Staną się do nas podobni. Musimy latać i zabijać, aby poczuć, że żyjemy.”

Świat w „The Sky Crawlers”
poradził sobie z problemem wojen, w których giną rzesze ludzi, a terytoria
państw są niszczone. Stworzeni zostali „kildreni” – młodzi, nie starzejący się
ludzie, którzy żyją tylko po to, by brać udział w sztucznie stworzonym
konflikcie między dwiema frakcjami (Rostock i Lautern). Jednym z kildrenów jest Yuuichi Kannami,
który przybywa do bazy lotniczej jako zastępstwo za niedawno poległego pilota. Ze
zdumieniem spostrzega, że Alice Base nie jest mu obce, chociaż nie pamięta, by
był tu kiedykolwiek wcześniej…
Obserwujemy, jak bohaterowie
biorą udział w walkach z siłami Lautern, giną w walce, są zastępowani innymi kil
drenami. Anime pokazuje codzienne życie żołnierzy, którzy muszą być
przygotowani na śmierć, i którzy są już na nią obojętni. Bohaterowie próbują
rozwikłać zagadkę kil drenów i szukają celu swojego życia. Już od początku
uderza obojętność społeczeństwa na los żołnierzy – ludzie spokojnie oglądają
relacje z walk, jakby to był zwykły film. Do Alice Base przyjeżdżają wycieczki,
a pilotów traktują jak maskotki, czy zwierzątka, z którymi można zrobić
zdjęcie. Jednocześnie jest to społeczeństwo okrutne – by zaspokoić swój głód
wojen i przemocy stwarzają swoich żołnierzy i swoją wojnę, traktując to jako
mniejsze zło. Samo anime nie potępia ani nie pochwala wojny, nie znajdziemy tu
żadnego konkretnego moralizowania. Również bohaterowie różnie do tego podchodzą,
traktując walkę jako zło konieczne lub sposób na życie.
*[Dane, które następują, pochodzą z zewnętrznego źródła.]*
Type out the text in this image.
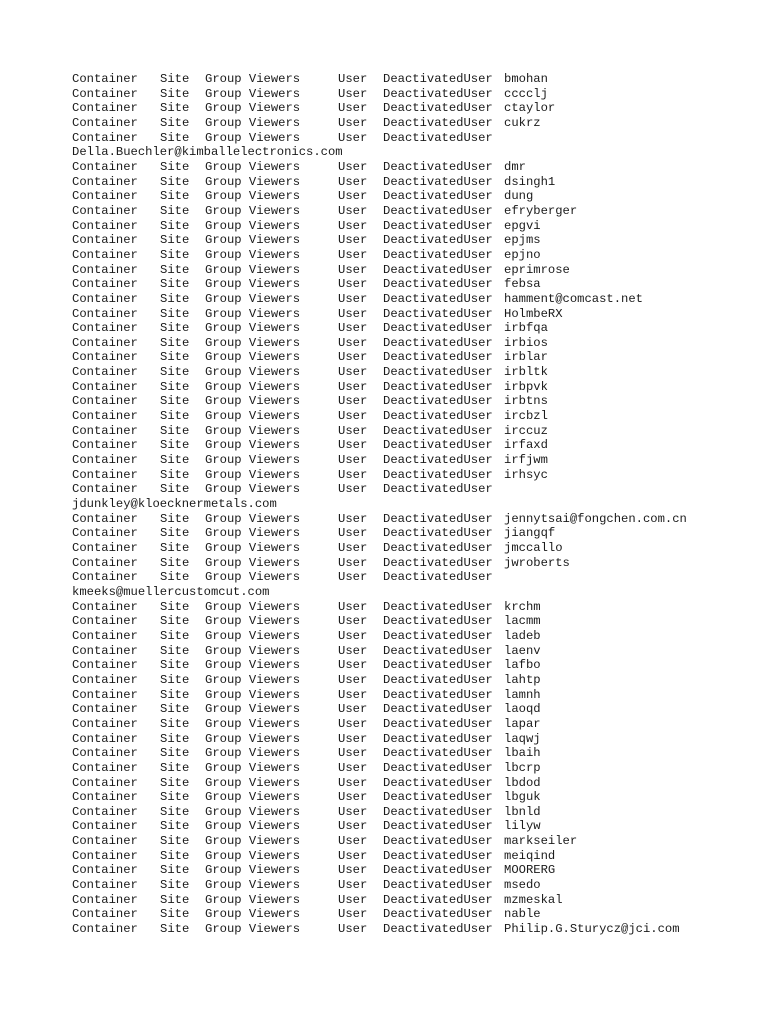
Container Site Group Viewers	User DeactivatedUser bmohan
Container Site Group Viewers	User DeactivatedUser cccclj
Container Site Group Viewers	User DeactivatedUser ctaylor
Container Site Group Viewers	User DeactivatedUser cukrz
Container Site Group Viewers	User DeactivatedUser
Della.Buechler@kimballelectronics.com
Container Site Group Viewers	User DeactivatedUser dmr
Container Site Group Viewers	User DeactivatedUser dsingh1
Container Site Group Viewers	User DeactivatedUser dung
Container Site Group Viewers	User DeactivatedUser efryberger
Container Site Group Viewers	User DeactivatedUser epgvi
Container Site Group Viewers	User DeactivatedUser epjms
Container Site Group Viewers	User DeactivatedUser epjno
Container Site Group Viewers	User DeactivatedUser eprimrose
Container Site Group Viewers	User DeactivatedUser febsa
Container Site Group Viewers	User DeactivatedUser hamment@comcast.net
Container Site Group Viewers	User DeactivatedUser HolmbeRX
Container Site Group Viewers	User DeactivatedUser irbfqa
Container Site Group Viewers	User DeactivatedUser irbios
Container Site Group Viewers	User DeactivatedUser irblar
Container Site Group Viewers	User DeactivatedUser irbltk
Container Site Group Viewers	User DeactivatedUser irbpvk
Container Site Group Viewers	User DeactivatedUser irbtns
Container Site Group Viewers	User DeactivatedUser ircbzl
Container Site Group Viewers	User DeactivatedUser irccuz
Container Site Group Viewers	User DeactivatedUser irfaxd
Container Site Group Viewers	User DeactivatedUser irfjwm
Container Site Group Viewers	User DeactivatedUser irhsyc
Container Site Group Viewers	User DeactivatedUser
jdunkley@kloecknermetals.com
Container Site Group Viewers	User DeactivatedUser jennytsai@fongchen.com.cn
Container Site Group Viewers	User DeactivatedUser jiangqf
Container Site Group Viewers	User DeactivatedUser jmccallo
Container Site Group Viewers	User DeactivatedUser jwroberts
Container Site Group Viewers	User DeactivatedUser
kmeeks@muellercustomcut.com
Container Site Group Viewers	User DeactivatedUser krchm
Container Site Group Viewers	User DeactivatedUser lacmm
Container Site Group Viewers	User DeactivatedUser ladeb
Container Site Group Viewers	User DeactivatedUser laenv
Container Site Group Viewers	User DeactivatedUser lafbo
Container Site Group Viewers	User DeactivatedUser lahtp
Container Site Group Viewers	User DeactivatedUser lamnh
Container Site Group Viewers	User DeactivatedUser laoqd
Container Site Group Viewers	User DeactivatedUser lapar
Container Site Group Viewers	User DeactivatedUser laqwj
Container Site Group Viewers	User DeactivatedUser lbaih
Container Site Group Viewers	User DeactivatedUser lbcrp
Container Site Group Viewers	User DeactivatedUser lbdod
Container Site Group Viewers	User DeactivatedUser lbguk
Container Site Group Viewers	User DeactivatedUser lbnld
Container Site Group Viewers	User DeactivatedUser lilyw
Container Site Group Viewers	User DeactivatedUser markseiler
Container Site Group Viewers	User DeactivatedUser meiqind
Container Site Group Viewers	User DeactivatedUser MOORERG
Container Site Group Viewers	User DeactivatedUser msedo
Container Site Group Viewers	User DeactivatedUser mzmeskal
Container Site Group Viewers	User DeactivatedUser nable
Container Site Group Viewers	User DeactivatedUser Philip.G.Sturycz@jci.com
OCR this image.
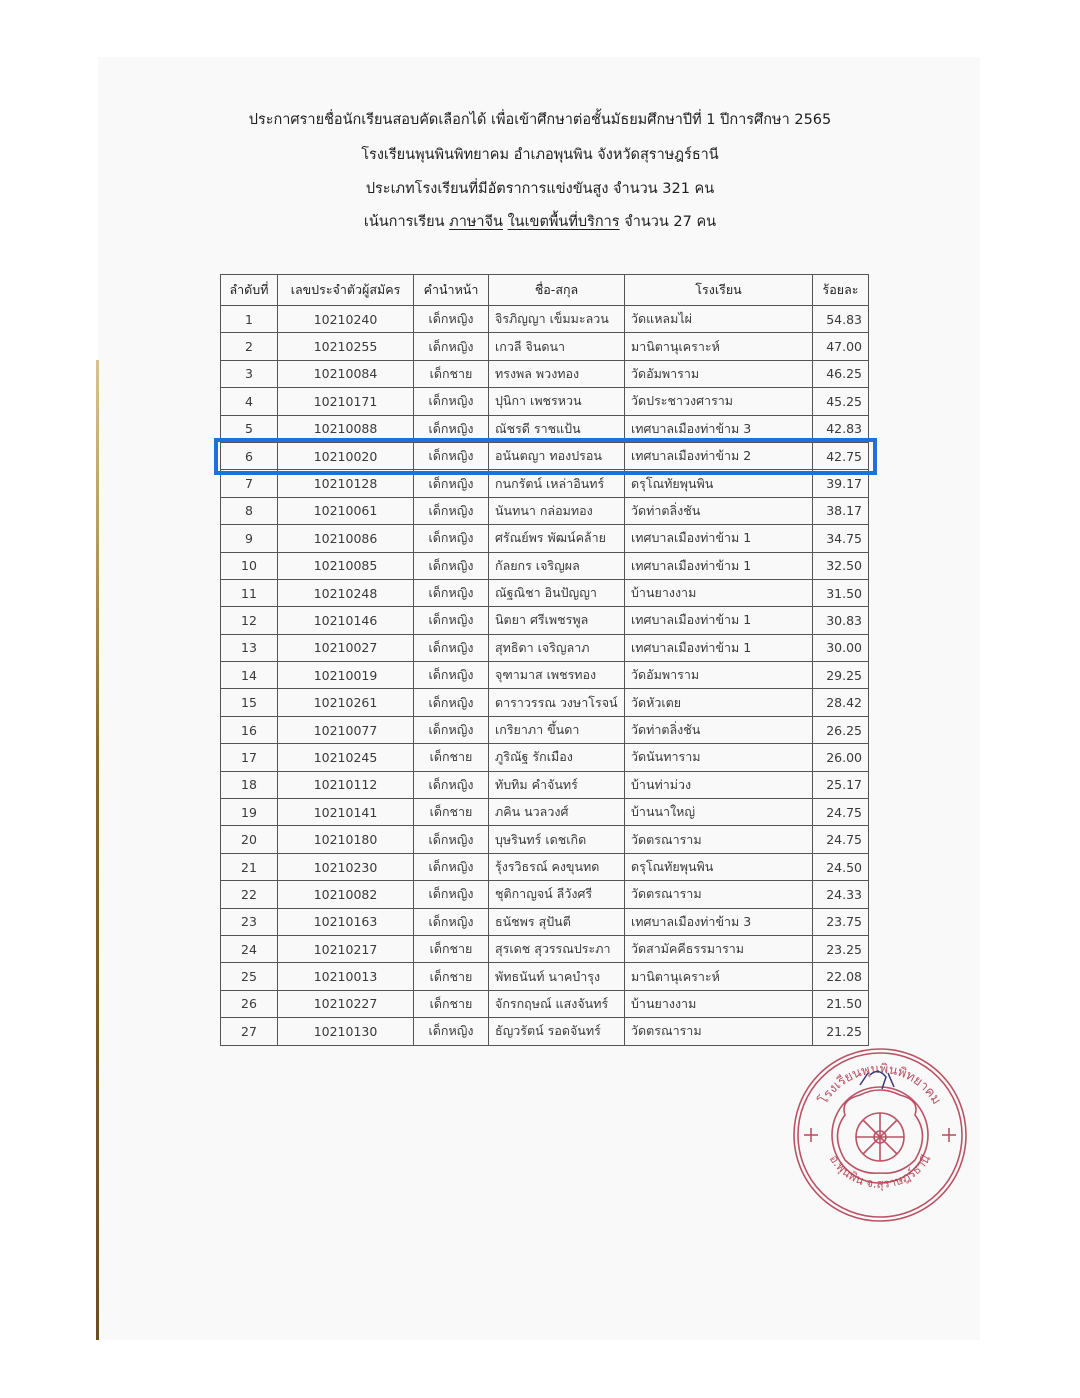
ประกาศรายชื่อนักเรียนสอบคัดเลือกได้ เพื่อเข้าศึกษาต่อชั้นมัธยมศึกษาปีที่ 1 ปีการศึกษา 2565
โรงเรียนพุนพินพิทยาคม อำเภอพุนพิน จังหวัดสุราษฎร์ธานี
ประเภทโรงเรียนที่มีอัตราการแข่งขันสูง จำนวน 321 คน
เน้นการเรียน ภาษาจีน ในเขตพื้นที่บริการ จำนวน 27 คน
ลำดับที่	เลขประจำตัวผู้สมัคร	คำนำหน้า	ชื่อ-สกุล	โรงเรียน	ร้อยละ
1	10210240	เด็กหญิง	จิรภิญญา เข็มมะลวน	วัดแหลมไผ่	54.83
2	10210255	เด็กหญิง	เกวลี จินดนา	มานิตานุเคราะห์	47.00
3	10210084	เด็กชาย	ทรงพล พวงทอง	วัดอัมพาราม	46.25
4	10210171	เด็กหญิง	ปุนิกา เพชรหวน	วัดประชาวงศาราม	45.25
5	10210088	เด็กหญิง	ณัชรดี ราชแป้น	เทศบาลเมืองท่าข้าม 3	42.83
6	10210020	เด็กหญิง	อนันตญา ทองปรอน	เทศบาลเมืองท่าข้าม 2	42.75
7	10210128	เด็กหญิง	กนกรัตน์ เหล่าอินทร์	ดรุโณทัยพุนพิน	39.17
8	10210061	เด็กหญิง	นันทนา กล่อมทอง	วัดท่าตลิ่งชัน	38.17
9	10210086	เด็กหญิง	ศรัณย์พร พัฒน์คล้าย	เทศบาลเมืองท่าข้าม 1	34.75
10	10210085	เด็กหญิง	กัลยกร เจริญผล	เทศบาลเมืองท่าข้าม 1	32.50
11	10210248	เด็กหญิง	ณัฐณิชา อินปัญญา	บ้านยางงาม	31.50
12	10210146	เด็กหญิง	นิตยา ศรีเพชรพูล	เทศบาลเมืองท่าข้าม 1	30.83
13	10210027	เด็กหญิง	สุทธิดา เจริญลาภ	เทศบาลเมืองท่าข้าม 1	30.00
14	10210019	เด็กหญิง	จุฑามาส เพชรทอง	วัดอัมพาราม	29.25
15	10210261	เด็กหญิง	ดาราวรรณ วงษาโรจน์	วัดหัวเตย	28.42
16	10210077	เด็กหญิง	เกริยาภา ขึ้นดา	วัดท่าตลิ่งชัน	26.25
17	10210245	เด็กชาย	ภูริณัฐ รักเมือง	วัดนันทาราม	26.00
18	10210112	เด็กหญิง	ทับทิม คำจันทร์	บ้านท่าม่วง	25.17
19	10210141	เด็กชาย	ภคิน นวลวงศ์	บ้านนาใหญ่	24.75
20	10210180	เด็กหญิง	บุษรินทร์ เดชเกิด	วัดตรณาราม	24.75
21	10210230	เด็กหญิง	รุ้งรวิธรณ์ คงขุนทด	ดรุโณทัยพุนพิน	24.50
22	10210082	เด็กหญิง	ชุติกาญจน์ ลีวังศรี	วัดตรณาราม	24.33
23	10210163	เด็กหญิง	ธนัชพร สุปันตี	เทศบาลเมืองท่าข้าม 3	23.75
24	10210217	เด็กชาย	สุรเดช สุวรรณประภา	วัดสามัคคีธรรมาราม	23.25
25	10210013	เด็กชาย	พัทธนันท์ นาคบำรุง	มานิตานุเคราะห์	22.08
26	10210227	เด็กชาย	จักรกฤษณ์ แสงจันทร์	บ้านยางงาม	21.50
27	10210130	เด็กหญิง	ธัญวรัตน์ รอดจันทร์	วัดตรณาราม	21.25
โรงเรียนพุนพินพิทยาคม
อ.พุนพิน จ.สุราษฎร์ธานี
Bohaterowie są bardzo trudni do
ocenienia. Z jednej strony jest ich
niewielu, ale nie możemy ich dobrze poznać. Ciężko jest ich polubić i się z
nimi utożsamić, ponieważ nikt nie ma wyraźnie określonej psychiki i przeszłości.
Możemy ich ocenić tylko poprzez ich codzienne zachowanie. Mimo to są postaciami
bardzo realistycznymi, starannie wykreowanymi. Relacje głównych bohaterów są bardzo
skomplikowane, tak że nie można nawet ich jednoznacznie określić. Mimo tego, że
starają się nie okazywać emocji, możemy dostrzec, że bohaterowie filmu cały
czas zmagają się z trudnymi doświadczeniami wojny i ze swoją innością – przez bycie
kildrenami nie są ani dziećmi, ani dorosłymi, dlatego ciężko im się dostosować
do świata, który z jednej strony jest dla nich wymagający, a z drugiej
pobłażliwy.

Muzyka jest moim skromnym zdaniem
świetna. Nie ma zbyt wielu motywów, jednak mamy różne wersje, dlatego słuchanie
nie jest nużące. Idealnie wpasowuje się w klimat anime, a motyw przewodni tak
mi się spodobał, że czasami nie zwracałam uwagi na akcję :P
Po tym filmie nie ma co
spodziewać się wartkiej akcji i rozwlekłych walk. Mimo że to anime mówiące o
wojnie, walka jest jedynie dodatkiem. Akcja skupia się bardziej na życiu
codziennym bohaterów, które jest spokojne i monotonne. Z tego względu nie jest
to pozycja dla każdego – większość osób może po prostu nudzić. Zdecydowanie
wymaga myślenia i nie jest przeznaczone dla osób szukających jedynie rozrywki.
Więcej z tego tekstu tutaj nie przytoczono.